Autor Finn-Ole Heinrich und Musiker Spaceman Spiff machen gemeinsame Sache. Und was für eine! Unter dem Motto „Du drehst den Kopf, ich dreh den Kopf“ sind sie auf Deutschlandtournee.
Auf einer leeren Tanzfläche hat Finn den Weltraummann kennengelernt und sich „sofort verliebt“, wie er sagt. Es war auf irgendeiner Party, niemand hat getanzt, nur die beiden, studenlang und ausdauernd. Der damals übergesprungene Funke ist der Grund, warum die zwei jetzt hier sind, im Studio der Schaubühne, zwischen Sofas, Beamer und Bier. Zwei Geschichtenerzähler stehen auf der Bühne, der eine mit Buch, der andere mit Gitarre.
Finn-Ole Heinrich ist Filmemacher und Autor, zuhause im sympathischen Hamburger mairisch Verlag; letztes Jahr erschien sein zweiter Erzählband, eben war er Stipendiat im LCB. Spaceman Spiff heißt eigentlich Hannes Wittmer. Er macht Lieder mit verdammt guten Texten; seine CDs bringt er selbst zur Post und malt für den Empfänger noch ein Tierchen dazu. Zusammen sind sie gerade auf deutschen Bühnen unterwegs und geben – ja was eigentlich? „Leszerte“ trifft es vielleicht am besten. „Komm, nimm deine Tanzschuhe mit, wir verschwinden in Musik“, eröffnet Hannes mit einigen Akkorden die Nacht. Gerne doch.
Finns Geschichten erzählen von Verlusten. Sie sind in kleinen alltäglichen Bildern erzählt und dennoch beunruhigend, schmerzhaft, verstörend. Etwa die Geschichte von Susan, die durch einen Unfall ein Bein verloren hat, die auf dem Schreibtischstuhl durch die Wohnung rollt und trotzig-fröhliche Stimmung verbreitet. „Seltsam, ich vermisse gar nichts“, sagt sie. „Ich aber“, denkt ihr Freund und schweigt. Er hat Angst, ihr weh zu tun, Angst, sich vor ihr und ihrem Beinstumpf zu ekeln, Angst, im Bett keinen mehr hoch zu bekommen.

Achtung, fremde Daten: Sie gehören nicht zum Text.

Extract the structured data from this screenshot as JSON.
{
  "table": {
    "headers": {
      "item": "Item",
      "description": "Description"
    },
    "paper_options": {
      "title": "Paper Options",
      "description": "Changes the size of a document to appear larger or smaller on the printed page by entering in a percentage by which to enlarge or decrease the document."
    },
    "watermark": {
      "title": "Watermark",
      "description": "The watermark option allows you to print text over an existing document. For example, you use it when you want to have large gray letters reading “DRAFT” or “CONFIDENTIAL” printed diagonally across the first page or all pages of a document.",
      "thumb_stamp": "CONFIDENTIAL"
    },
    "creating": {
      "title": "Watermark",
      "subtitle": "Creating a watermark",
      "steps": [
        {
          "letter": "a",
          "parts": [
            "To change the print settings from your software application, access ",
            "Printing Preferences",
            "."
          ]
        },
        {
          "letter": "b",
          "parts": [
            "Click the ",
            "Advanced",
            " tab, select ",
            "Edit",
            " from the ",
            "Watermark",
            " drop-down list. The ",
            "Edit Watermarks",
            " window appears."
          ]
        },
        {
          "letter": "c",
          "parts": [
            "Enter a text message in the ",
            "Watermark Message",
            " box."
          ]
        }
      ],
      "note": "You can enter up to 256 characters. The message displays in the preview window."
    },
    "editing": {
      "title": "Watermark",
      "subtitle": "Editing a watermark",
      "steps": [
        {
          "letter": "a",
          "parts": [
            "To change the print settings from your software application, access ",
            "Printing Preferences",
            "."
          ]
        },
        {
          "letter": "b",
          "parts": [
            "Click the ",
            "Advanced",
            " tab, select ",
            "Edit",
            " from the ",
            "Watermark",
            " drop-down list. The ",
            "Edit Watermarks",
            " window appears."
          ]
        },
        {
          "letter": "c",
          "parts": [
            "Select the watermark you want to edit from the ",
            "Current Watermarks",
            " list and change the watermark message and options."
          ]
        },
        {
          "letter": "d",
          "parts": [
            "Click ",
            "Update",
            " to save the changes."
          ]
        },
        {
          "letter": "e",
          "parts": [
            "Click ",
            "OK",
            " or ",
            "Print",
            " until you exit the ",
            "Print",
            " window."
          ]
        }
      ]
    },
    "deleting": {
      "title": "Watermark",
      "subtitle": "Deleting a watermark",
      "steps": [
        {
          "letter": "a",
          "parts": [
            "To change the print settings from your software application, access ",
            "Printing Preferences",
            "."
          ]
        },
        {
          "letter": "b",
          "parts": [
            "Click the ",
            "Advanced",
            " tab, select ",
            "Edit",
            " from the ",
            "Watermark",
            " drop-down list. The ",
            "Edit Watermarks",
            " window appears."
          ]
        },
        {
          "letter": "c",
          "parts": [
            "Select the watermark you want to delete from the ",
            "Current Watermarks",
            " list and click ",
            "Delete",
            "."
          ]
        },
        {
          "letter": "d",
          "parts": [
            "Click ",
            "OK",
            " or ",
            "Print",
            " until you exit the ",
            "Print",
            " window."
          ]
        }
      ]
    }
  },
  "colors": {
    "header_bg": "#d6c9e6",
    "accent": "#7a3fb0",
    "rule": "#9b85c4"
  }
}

Finn hat eine markante Stimme, die Gefühle spiegeln kann, in ganz kleinen Nuancen, er hat Rhythmus in den Händen, während er liest. Hannes nimmt währenddessen Geräusche auf, mit einem technischen Gerät, er zupft auf seiner Gitarre, pustet in eine Flasche, blättert in einem Buch. Der Klang wächst und wächst in mehr und mehr Loops; erst ruhig herzklopfend, schließlich dröhnend und vibrierend. Ein dichtes Gewebe aus Text und Ton, das vollkommen mitnimmt, und das schließlich in Kurzfilmen mündet, Filmaufnahmen aus Island.
Keine Jazzimprovisation zu rezitierten Gedichten kommt an die Atmosphäre heran, die im Studio herrscht, keine Wasserglaslesung mit Harfenspiel ist dem gewachsen. Vielleicht ist das ganze Publikum ein wenig verliebt in die beiden, die so offensichtlich eine künstlerische Symbiose eingegangen sind, wie sie nur ganz selten existiert.
Noch bis zum 16.12. sind Finn-Ole Heinrich und Spaceman Spiff unterwegs, unter anderem in Freiburg, Frankfurt, Erfurt, Dresden, München und Würzburg.